Typ bij de prompt ls om te controleren of het nieuwe bestand er is.
Stap 3. Voer het programma uit
De Java VM wordt geïmplementeerd door een Java-interpreter genaamd Java. Deze tolk neemt uw bytecodebestand en voert de instructies uit door ze te vertalen in instructies die uw computer kan begrijpen.
Voer in dezelfde map in bij de prompt:
java FatCalories
Wanneer u het programma uitvoert, moet u twee cijfers invoeren wanneer het zwarte opdrachtregelvenster verschijnt. Het programma moet dan die twee getallen plus het door het programma berekende percentage opschrijven.

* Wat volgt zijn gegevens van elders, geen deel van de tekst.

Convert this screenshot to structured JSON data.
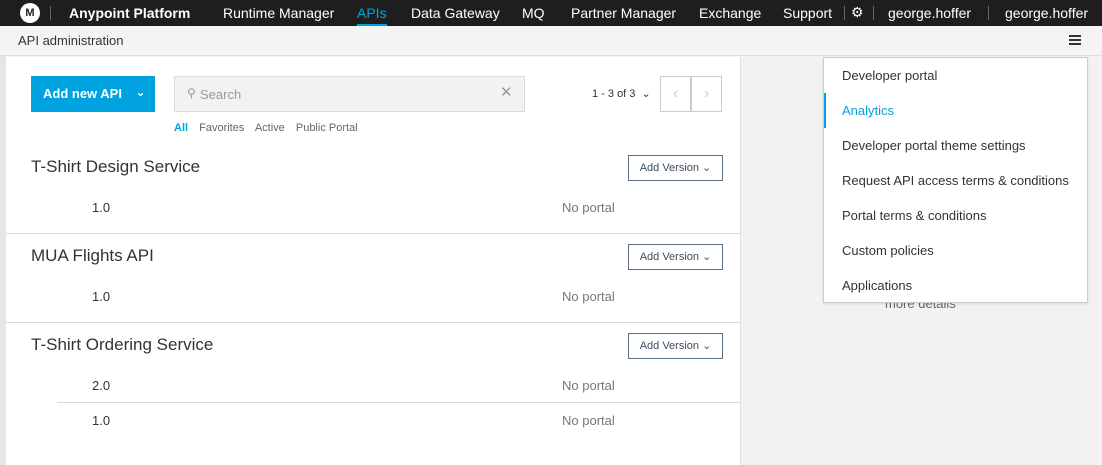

Wanneer u het foutbericht ontvangt:
Uitzondering in thread "main" java.lang.NoClassDefFoundError: FatCalories
Het betekent: Java kan uw bytecodebestand, FatCalories.class, niet vinden.
Wat te doen: Een van de plaatsen waar java je bytecodebestand probeert te vinden, is je huidige directory. Als uw bytecodebestand zich bijvoorbeeld in / home / smith / java bevindt, moet u uw huidige directory daarin wijzigen door de volgende opdracht achter de prompt te typen en op Return te drukken:
cd / home / smith / java
Als je pwd invoert bij de prompt, zou je / home / smith / java moeten zien. Als u ls invoert bij de prompt, zou u uw FatCalories.java- en FatCalories.class-bestanden moeten zien. Voer nu opnieuw Java FatCalories in.
Als u nog steeds problemen ondervindt, moet u mogelijk uw CLASSPATH-variabele wijzigen. Om te zien of dit nodig is, probeer je het klassenpad uit te schakelen met de volgende opdracht:
CLASSPATH uitschakelen
Voer nu opnieuw Java FatCalories in. Als het programma nu werkt, moet u uw programma wijzigen CLASSPATH variabel.